Le titre choisi par Mosso, qui se demandait s’il devait l’appeler ainsi ou La femme adultère, ne servait donc ni à dissimuler ni à ennoblir le sujet de son tableau : il était au contraire fonctionnel en soulignant sa participation à une discussion qui le fascinait. Dans ses mémoires, Mosso résume L’Homme-femme en le décrivant comme “un petit livre très bien fait, très spirituel, très élégant, plein d’ardeur communicative, mais plutôt paradoxal, basé sur l’improbable”. L’artiste, tout en prenant ses distances avec certaines affirmations de Dumas, écrit qu’“une femme déchue est toujours brisée, même dans sa réhabilitation achevée, statue de bronze aux pieds d’argile, elle est toujours sujette à retomber au premier coup de la passion”. Mais les conclusions de Dumas sont faibles, selon Mosso qui, dans ses mémoires, se demande entre les lignes si, au lieu d’en arriver à des conclusions drastiques, il ne vaudrait pas mieux parler de divorce, rejoignant ainsi les conclusions d’Ideville.

La femme de Claude, ce tableau que l’artiste imagina après avoir vu “un beau rayon de soleil vibrer dans une chanson au-dessus d’un canapé antique, recouvert de satin clair”, comme l’aurait rappelé Calderini, n’est à considérer ni comme une dénonciation, ni comme un acte de violence. ni comme une dénonciation, ni comme une manifestation de proximité, ni comme une chronique, mais plutôt comme une sorte d’intervention de l’artiste dans un débat très actuel.

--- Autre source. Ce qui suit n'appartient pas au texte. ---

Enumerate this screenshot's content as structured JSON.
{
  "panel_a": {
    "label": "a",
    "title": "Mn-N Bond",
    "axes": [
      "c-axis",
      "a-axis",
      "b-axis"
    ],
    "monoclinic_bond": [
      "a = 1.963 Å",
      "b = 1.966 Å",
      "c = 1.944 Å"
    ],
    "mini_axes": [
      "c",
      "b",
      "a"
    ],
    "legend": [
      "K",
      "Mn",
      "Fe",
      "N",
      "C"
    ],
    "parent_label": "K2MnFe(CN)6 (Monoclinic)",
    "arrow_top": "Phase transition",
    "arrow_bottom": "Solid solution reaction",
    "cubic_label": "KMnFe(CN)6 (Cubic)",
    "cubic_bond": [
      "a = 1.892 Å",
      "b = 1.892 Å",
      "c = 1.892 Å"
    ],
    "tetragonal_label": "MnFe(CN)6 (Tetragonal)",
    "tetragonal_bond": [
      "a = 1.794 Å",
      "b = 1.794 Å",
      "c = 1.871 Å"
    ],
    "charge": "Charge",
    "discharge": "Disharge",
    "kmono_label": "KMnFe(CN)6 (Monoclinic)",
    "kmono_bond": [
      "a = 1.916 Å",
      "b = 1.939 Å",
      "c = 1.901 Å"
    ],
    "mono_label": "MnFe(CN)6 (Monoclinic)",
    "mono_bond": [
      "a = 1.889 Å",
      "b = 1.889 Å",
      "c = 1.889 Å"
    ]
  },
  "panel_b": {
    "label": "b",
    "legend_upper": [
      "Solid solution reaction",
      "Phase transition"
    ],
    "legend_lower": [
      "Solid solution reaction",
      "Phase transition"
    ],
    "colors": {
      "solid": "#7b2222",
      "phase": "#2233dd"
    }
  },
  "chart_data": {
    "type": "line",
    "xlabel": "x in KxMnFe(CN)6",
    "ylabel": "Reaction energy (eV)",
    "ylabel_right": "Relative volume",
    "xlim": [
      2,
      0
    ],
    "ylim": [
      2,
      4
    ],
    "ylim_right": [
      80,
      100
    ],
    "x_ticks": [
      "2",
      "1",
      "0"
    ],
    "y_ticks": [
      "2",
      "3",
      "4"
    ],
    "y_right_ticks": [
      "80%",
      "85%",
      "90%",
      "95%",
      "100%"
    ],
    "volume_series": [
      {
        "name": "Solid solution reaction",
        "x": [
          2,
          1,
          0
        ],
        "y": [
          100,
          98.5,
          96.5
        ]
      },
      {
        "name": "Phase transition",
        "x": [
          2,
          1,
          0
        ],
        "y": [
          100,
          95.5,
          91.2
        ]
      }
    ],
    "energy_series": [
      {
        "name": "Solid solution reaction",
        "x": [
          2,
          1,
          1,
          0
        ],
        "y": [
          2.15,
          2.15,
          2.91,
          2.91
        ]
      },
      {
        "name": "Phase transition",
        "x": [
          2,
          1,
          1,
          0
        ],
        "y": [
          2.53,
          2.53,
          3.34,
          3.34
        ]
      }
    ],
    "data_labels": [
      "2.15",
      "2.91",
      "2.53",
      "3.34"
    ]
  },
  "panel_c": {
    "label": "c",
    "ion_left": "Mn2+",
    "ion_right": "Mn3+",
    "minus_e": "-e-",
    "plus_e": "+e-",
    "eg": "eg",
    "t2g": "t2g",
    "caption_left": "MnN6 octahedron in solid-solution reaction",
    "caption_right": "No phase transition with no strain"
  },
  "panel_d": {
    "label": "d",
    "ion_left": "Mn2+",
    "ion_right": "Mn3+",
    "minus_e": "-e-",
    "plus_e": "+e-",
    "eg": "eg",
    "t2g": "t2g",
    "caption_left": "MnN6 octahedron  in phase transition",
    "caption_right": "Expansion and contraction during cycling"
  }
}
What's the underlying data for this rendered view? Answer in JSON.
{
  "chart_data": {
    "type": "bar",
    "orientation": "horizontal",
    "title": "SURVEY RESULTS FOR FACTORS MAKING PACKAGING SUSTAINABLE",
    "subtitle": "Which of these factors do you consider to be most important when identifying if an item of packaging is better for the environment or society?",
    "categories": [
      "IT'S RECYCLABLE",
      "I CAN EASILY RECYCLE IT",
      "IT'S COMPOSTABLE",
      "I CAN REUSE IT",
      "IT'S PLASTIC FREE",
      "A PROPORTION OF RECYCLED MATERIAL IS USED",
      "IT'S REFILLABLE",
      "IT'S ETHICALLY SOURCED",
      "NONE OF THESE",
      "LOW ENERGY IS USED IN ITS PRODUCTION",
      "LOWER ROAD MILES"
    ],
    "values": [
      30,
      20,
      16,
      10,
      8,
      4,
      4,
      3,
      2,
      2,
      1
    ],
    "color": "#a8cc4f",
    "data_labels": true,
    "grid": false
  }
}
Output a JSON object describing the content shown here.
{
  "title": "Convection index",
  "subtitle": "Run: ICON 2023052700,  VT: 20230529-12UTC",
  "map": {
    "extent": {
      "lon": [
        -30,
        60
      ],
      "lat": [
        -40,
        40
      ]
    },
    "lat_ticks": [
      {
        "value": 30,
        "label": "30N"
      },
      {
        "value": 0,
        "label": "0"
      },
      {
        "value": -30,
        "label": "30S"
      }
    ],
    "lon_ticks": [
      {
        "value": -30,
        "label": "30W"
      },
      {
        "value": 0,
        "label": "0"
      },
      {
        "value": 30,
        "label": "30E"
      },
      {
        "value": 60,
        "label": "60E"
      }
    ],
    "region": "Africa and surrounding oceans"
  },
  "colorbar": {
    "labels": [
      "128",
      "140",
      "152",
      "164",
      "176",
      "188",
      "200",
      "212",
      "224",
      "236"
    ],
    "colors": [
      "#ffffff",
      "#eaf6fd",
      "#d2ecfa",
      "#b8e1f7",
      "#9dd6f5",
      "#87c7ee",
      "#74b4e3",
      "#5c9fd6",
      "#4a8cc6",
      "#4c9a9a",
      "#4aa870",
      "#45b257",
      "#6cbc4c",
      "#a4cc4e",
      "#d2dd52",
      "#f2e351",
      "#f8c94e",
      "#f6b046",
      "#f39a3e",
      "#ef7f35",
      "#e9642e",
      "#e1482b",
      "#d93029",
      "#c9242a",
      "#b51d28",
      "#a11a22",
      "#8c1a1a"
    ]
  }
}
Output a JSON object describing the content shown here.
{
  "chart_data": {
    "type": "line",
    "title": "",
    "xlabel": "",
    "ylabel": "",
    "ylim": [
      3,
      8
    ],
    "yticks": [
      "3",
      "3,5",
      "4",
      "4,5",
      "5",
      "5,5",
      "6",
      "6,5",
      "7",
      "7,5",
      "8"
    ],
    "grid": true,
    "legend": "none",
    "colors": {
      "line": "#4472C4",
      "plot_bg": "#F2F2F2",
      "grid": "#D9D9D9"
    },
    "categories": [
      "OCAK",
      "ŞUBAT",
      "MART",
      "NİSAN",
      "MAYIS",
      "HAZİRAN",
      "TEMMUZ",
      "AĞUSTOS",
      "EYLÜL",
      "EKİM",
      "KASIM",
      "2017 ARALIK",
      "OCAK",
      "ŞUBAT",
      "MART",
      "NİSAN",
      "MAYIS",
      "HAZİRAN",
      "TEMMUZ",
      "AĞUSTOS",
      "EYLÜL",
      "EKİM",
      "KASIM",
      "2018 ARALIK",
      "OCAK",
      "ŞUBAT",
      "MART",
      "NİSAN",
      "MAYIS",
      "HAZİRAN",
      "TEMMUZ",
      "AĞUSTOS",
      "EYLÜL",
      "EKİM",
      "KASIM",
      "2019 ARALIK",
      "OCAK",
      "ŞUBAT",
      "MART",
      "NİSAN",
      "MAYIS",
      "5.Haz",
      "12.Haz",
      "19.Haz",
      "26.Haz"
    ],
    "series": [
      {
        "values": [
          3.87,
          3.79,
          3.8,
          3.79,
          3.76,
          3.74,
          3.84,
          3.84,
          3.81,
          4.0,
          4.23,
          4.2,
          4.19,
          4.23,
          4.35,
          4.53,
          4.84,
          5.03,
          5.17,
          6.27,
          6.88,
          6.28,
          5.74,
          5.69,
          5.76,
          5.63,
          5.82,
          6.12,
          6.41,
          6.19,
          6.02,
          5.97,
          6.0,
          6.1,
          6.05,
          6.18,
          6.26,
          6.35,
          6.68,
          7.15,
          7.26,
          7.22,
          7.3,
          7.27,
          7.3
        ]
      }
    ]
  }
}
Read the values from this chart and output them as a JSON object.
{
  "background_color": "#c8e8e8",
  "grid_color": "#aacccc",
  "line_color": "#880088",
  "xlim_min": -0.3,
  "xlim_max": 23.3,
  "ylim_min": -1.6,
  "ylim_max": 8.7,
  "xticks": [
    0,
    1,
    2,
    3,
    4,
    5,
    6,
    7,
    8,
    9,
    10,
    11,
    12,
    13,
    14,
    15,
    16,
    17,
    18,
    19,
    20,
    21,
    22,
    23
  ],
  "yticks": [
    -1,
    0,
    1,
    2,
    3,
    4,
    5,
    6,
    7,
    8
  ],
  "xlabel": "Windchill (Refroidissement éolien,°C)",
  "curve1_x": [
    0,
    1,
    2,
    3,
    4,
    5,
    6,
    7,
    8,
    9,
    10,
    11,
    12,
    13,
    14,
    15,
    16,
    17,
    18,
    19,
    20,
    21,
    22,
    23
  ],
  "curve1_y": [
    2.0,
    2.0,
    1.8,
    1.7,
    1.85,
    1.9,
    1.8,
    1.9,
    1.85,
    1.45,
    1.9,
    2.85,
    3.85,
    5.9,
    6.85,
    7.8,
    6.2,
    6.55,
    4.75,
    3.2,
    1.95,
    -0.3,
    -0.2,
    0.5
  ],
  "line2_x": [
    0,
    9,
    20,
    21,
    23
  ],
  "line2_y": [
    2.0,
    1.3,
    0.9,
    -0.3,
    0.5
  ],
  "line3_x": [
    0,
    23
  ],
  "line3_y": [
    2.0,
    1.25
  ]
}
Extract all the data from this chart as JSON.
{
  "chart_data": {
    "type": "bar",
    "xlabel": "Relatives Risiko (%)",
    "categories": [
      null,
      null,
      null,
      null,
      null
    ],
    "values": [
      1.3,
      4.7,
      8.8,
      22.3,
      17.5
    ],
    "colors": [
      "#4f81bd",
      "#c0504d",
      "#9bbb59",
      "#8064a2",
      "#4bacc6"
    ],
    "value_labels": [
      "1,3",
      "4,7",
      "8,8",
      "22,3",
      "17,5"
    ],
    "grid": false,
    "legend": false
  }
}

Un débat qui conduira bientôt la France à adopter une nouvelle loi sur le divorce en 1884. Et malgré les polémiques des critiques les plus rétrogrades, la modernité de la peinture de Mosso est immédiatement reconnue : la ville de Turin achète aussitôt le tableau, qui sera exposé à nouveau trois ans plus tard. Puis, en 1884, l’un des plus grands artistes de l’époque, Angelo Morbelli, s’en souvient pour son Asfissia, un autre tableau inspiré d’un fait divers, où le protagoniste gît inerte sur le canapé dans la même pose que la femme de son collègue décédé sept ans plus tôt. Francesco Mosso a été l’un des pionniers d’une nouvelle peinture.